It’s two days before Christmas. I’d just returned home the night before, and the next morning I’m staring up at the fluorescent lights of the ER.
Nurses are rushing around asking if I hit my head, shoving flashlights into my eyes to check for signs of a concussion, slapping my arm looking for a vein to draw blood from. It feels like a vivid dream. I’m hazy, confused and so tired. My brain just released an amount of energy my body did not know how to contain, and amidst all this, there’s a voice in the back of my mind whispering over and over: “You’re an idiot. Why did you try to fight it?”
I’ve been in this position before — waking up in the hospital; in an ambulance; on my bedroom floor. I have epilepsy. I’ve been diagnosed since I was 17 but looking back, I’ve probably had it since I was 14. All the times I once classified as “shaky days” were actually the beginnings of a neurological disorder — getting worse and worse until I needed prescription pills and an overhaul of my lifestyle to handle it.

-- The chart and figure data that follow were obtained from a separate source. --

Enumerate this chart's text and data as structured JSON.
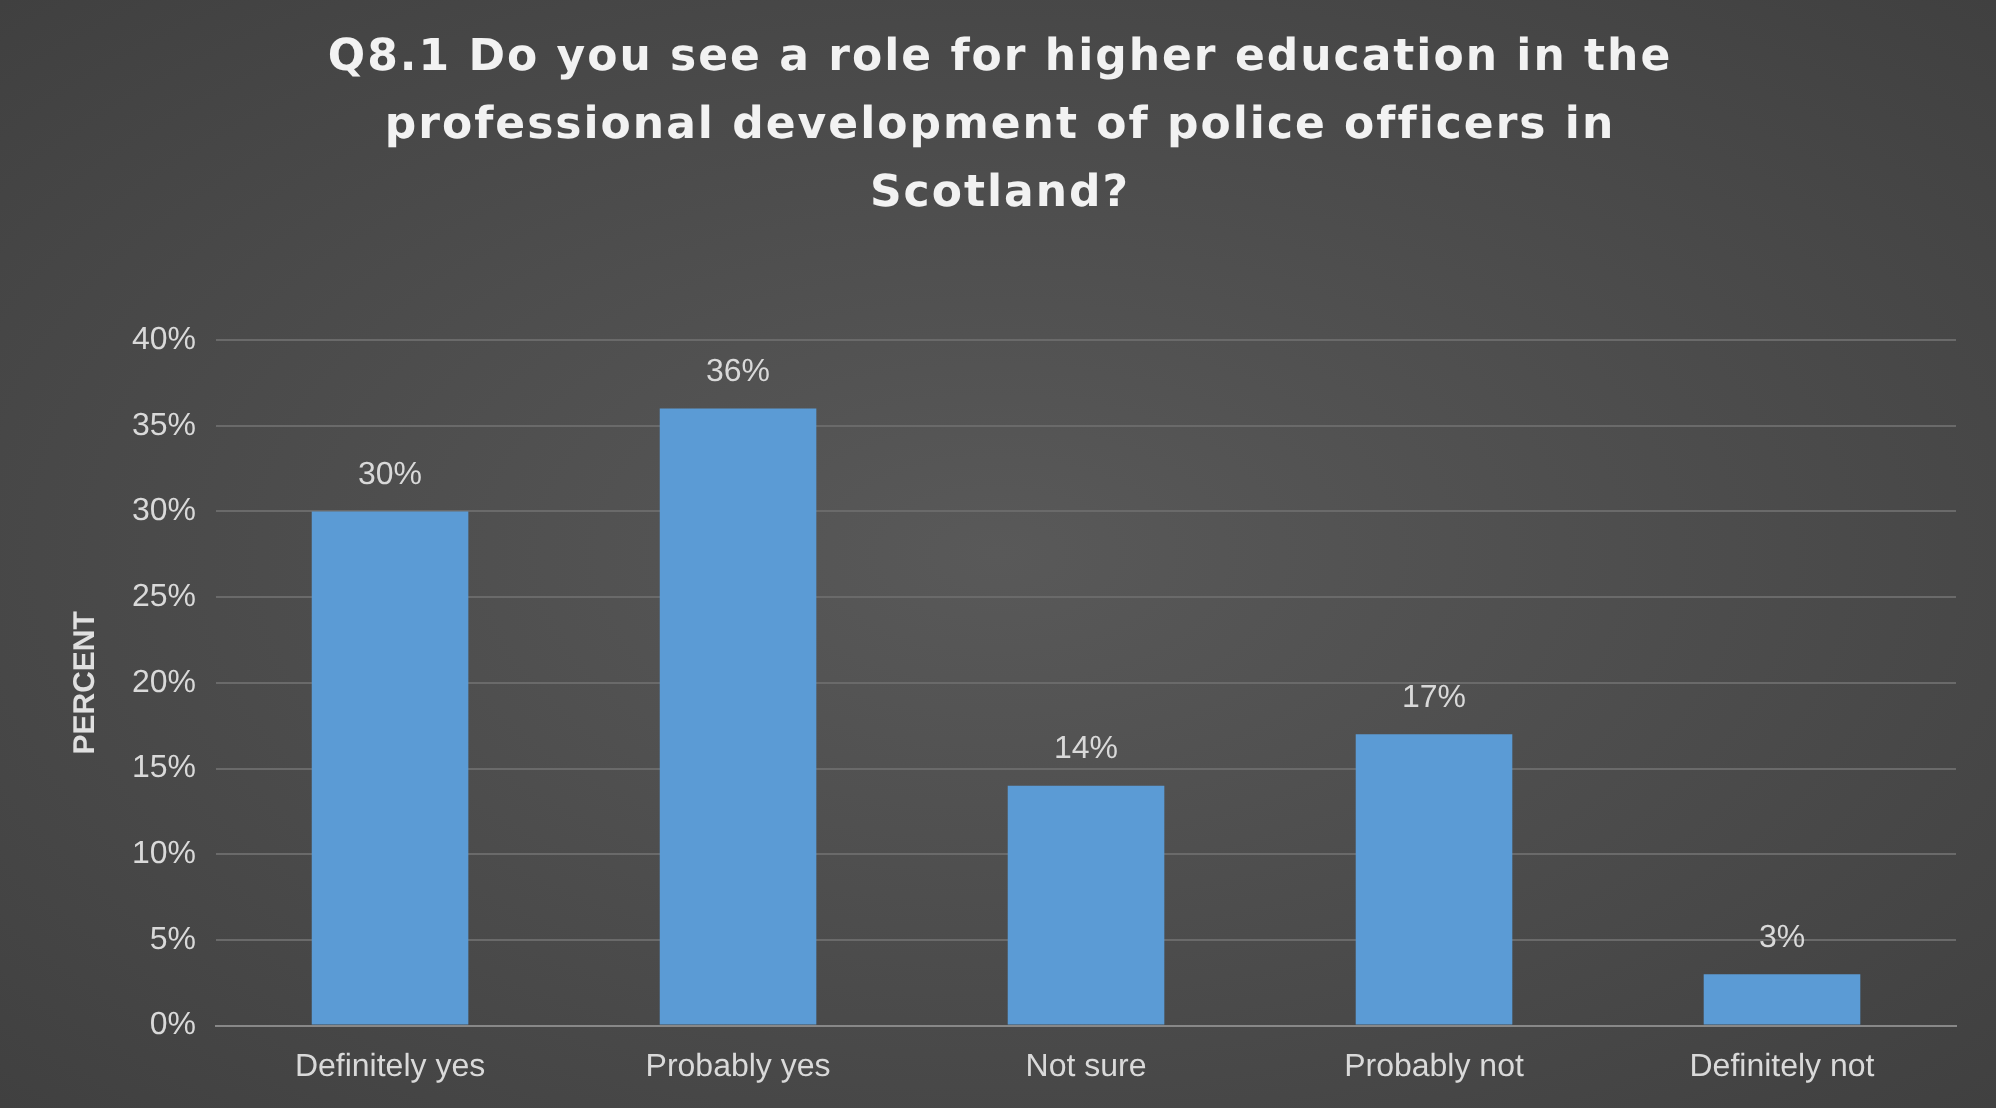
{
  "chart_data": {
    "type": "bar",
    "title": "Q8.1 Do you see a role for higher education in the professional development of police officers in Scotland?",
    "ylabel": "PERCENT",
    "categories": [
      "Definitely yes",
      "Probably yes",
      "Not sure",
      "Probably not",
      "Definitely not"
    ],
    "values": [
      30,
      36,
      14,
      17,
      3
    ],
    "color": "#5b9bd5",
    "value_labels": [
      "30%",
      "36%",
      "14%",
      "17%",
      "3%"
    ],
    "ylim": [
      0,
      40
    ],
    "yticks": [
      {
        "value": 0,
        "label": "0%"
      },
      {
        "value": 5,
        "label": "5%"
      },
      {
        "value": 10,
        "label": "10%"
      },
      {
        "value": 15,
        "label": "15%"
      },
      {
        "value": 20,
        "label": "20%"
      },
      {
        "value": 25,
        "label": "25%"
      },
      {
        "value": 30,
        "label": "30%"
      },
      {
        "value": 35,
        "label": "35%"
      },
      {
        "value": 40,
        "label": "40%"
      }
    ],
    "grid": "y",
    "legend": false
  }
}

That first day in 2015 when I walked out of the neurologist’s office with a prescription in hand was the day I started my resistance movement. I didn’t want to be classified as epileptic — as someone whose brain was so broken it couldn’t keep ahold of my body’s movements.
I’m lucky that my epilepsy is fairly well-controlled. My seizures can usually be prevented with medication, sleep and low stress.
I have days where I feel absolutely normal. Where there’s nothing else to feel. Then, I have days where I feel like jolts of electricity are pulsing through my arms and chest. There are mornings where I spill coffee and spend the rest of the day suppressing a quiet panic that maybe the rest of me will spill too. There are days when I feel like I’m floating inside my body, like a ghost detached from the world of the living. Sometimes it fades but sometimes it doesn’t.
I can usually sense when I’m about to seize and every time it happens my first thought is: not now. I can fight this. I tried to fight before I ended up in the hospital on December 23. I was getting ready for work and I thought if I closed my eyes and took a few deep breaths maybe the feeling would pass.
But it never works. Depending on how long the warning signs are sometimes my rational brain pushes through and says: don’t do this, lie down, be smart!
But, often there’s not enough time. It’s a fight or flight response and I always choose fight. Every time I try to resist I hurt myself and I hurt the people around me who have to watch me make the same mistake over and over.
The voice telling me to fight is also telling me I shouldn’t be seizing. I’ve convinced myself that because I am not the worst-case scenario I don’t really have a problem. I’ve equated lying down to giving in and shamed myself for getting to this point of no return. But, every time I hurt myself trying to fight back, I prove there’s a part of me that’s still not fully comfortable with who I am.
Maybe I can take steps to prevent the seizure. I’m working on accepting that in the moment, I cannot stop my body.
There will always be other people who have it worse. But I have to realize — everyone in a similar situation as me has to realize — that those other people do not matter. It can be easy to fall into the trap of wanting to classify ourselves on a scale-of-one-to-ten severity chart. But that does not encompass the full picture — we all have our own obstacles and it’s okay to be a little selfish for our own well-being.
I grew up believing: Life is tough, no one’s gonna help you but yourself. This internal dialogue caused me to pace around Indigo debating whether I should buy Brian Orend’s Seizure the Day: Learning to Live a Happy Life With Illness, because I thought: Do I have a serious enough illness to justify this self-help book? It’s also why it took me three years before I registered with the Centre for Accessibility.
It took me so long to learn it’s okay to ask for help. It’s okay to carve a space for yourself instead of trying to squeeze into the pre-existing one around you. Our (dis)orders and (dis)abilities don’t make us any less independent, intelligent or capable. But often, as I have found, the hardest person to convince that that’s true is yourself.